A soldier from the 2nd Armored Brigade Combat Team interviews a driver coming through the Adams Gate at U.S. Army Garrison-Humphreys, South Korea.

A soldier from the 2nd Armored Brigade Combat Team interviews a driver coming through the Adams Gate at U.S. Army Garrison-Humphreys, South Korea. U.S. Army / James Myer

US Army Wants Face Recognition at Base Gates

It's seeking a camera that can do the job through a rainy windshield at night.

The Army wants to make sure drivers entering bases through automated checkpoints are, in fact, who they claim to be, and is developing a new biometric camera system to assist.

The military branch issued a call on its Small Business Innovation Research, or SBIR, broad agency announcement—a contract vehicle used for working with small businesses on phased, iterative development programs—seeking early-stage design for a camera system able to pull usable images of drivers approaching checkpoints and matching those photos against a facial biometric database.

“The results would be displayed to the guard with a photo of the driver indicating an access granted or access denied response in time to allow uninterrupted vehicle traffic flow for approved users,” the call states.

For this specific use, the Army would compare the images taken by the camera with a preset gallery of approved entrants. This method threads the needle between one-to-one verification methods, which compare a new image with known photos of a person to verify their identity, and one-to-many identification algorithms, which compare an image to a broad database in search of the person’s identity.

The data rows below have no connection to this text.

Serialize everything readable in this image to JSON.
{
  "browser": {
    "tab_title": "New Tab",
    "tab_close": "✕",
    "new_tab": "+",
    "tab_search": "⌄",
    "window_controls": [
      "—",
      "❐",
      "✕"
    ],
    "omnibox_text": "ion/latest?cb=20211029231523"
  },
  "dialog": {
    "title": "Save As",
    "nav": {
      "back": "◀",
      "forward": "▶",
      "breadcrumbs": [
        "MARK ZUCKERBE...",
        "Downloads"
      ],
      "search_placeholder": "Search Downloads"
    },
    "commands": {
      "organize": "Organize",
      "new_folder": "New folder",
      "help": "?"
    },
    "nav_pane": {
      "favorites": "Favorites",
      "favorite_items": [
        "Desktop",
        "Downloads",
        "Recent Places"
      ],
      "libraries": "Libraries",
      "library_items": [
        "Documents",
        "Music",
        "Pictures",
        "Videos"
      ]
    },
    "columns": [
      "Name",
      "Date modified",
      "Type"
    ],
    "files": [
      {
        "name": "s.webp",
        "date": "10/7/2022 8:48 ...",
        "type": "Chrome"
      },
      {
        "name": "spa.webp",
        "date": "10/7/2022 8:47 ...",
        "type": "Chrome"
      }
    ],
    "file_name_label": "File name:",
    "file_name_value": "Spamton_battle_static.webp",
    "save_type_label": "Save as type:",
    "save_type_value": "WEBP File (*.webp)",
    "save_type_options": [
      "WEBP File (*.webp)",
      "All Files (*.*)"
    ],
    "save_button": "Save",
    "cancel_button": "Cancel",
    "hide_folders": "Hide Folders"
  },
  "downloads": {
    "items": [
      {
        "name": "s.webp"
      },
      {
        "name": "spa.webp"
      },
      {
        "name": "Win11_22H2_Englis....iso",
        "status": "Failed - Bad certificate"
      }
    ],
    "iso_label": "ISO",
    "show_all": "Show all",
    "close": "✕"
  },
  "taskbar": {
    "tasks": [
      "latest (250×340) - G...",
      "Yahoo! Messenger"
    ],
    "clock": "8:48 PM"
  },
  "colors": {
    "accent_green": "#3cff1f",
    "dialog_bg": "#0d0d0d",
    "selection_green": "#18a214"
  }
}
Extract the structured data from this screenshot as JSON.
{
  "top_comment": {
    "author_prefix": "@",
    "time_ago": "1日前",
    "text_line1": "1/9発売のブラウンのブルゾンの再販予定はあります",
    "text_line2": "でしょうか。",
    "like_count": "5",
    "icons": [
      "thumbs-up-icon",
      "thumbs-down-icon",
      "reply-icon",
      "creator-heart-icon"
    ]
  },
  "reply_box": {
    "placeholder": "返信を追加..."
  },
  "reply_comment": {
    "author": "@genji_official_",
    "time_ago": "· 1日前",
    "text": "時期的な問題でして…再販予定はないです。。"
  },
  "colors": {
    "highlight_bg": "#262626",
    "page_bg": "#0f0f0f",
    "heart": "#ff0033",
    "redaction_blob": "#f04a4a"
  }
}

This middle ground—used by other government agencies like Customs and Border Protection for their Entry/Exit facial recognition program—has a higher accuracy rate than one-to-many, so long as the environment allows for capture of a usable image.

For the Army’s automated checkpoints, this will be a significant factor.

The solution must be able to accurately capture a facial image through a windshield “in various weather conditions during the day and nighttime,” the call states.  

The first phase will last six months, with a ceiling of $259,613 per proposal.

The second phase includes developing and demoing a prototype system on a government-built simulated checkpoint. By that point, the system must be able to identify passengers with a 100% success rate.

The third phase will focus on deploying the system at specific Army facilities.

The original BAA includes additional information about the various phases.

In a separate call on the same BAA, Army contracting officials asked for proposals to automate the cleaning of biometric data in the Defense Department’s Automated Biometric Identification System, or ABIS, the main biometric database used by the military.

“Much of this input is from old and nearing obsolescence, legacy collection systems that do not limit inputs that are incorrect or limit in any meaningful way based on image capture quality,” the second call states. “For this reason, the authoritative data base includes a large number of biometric records with errors, missing data or low-quality images.”

The DOD is embarking on a three- to five-year effort “to first, cleanse the data, and second, to continue to assess all incoming data, in order to rank and associate a data quality score for all images in the data base.”

The first phase of that program will focus on design concepts for machine-learning tools that can identify and rank the quality of data within ABIS. Future phases will focus on developing working prototypes and realigning existing systems to work with this new solution.

Questions for both calls are due by noon May 4. Proposals for both will be accepted through noon May 18.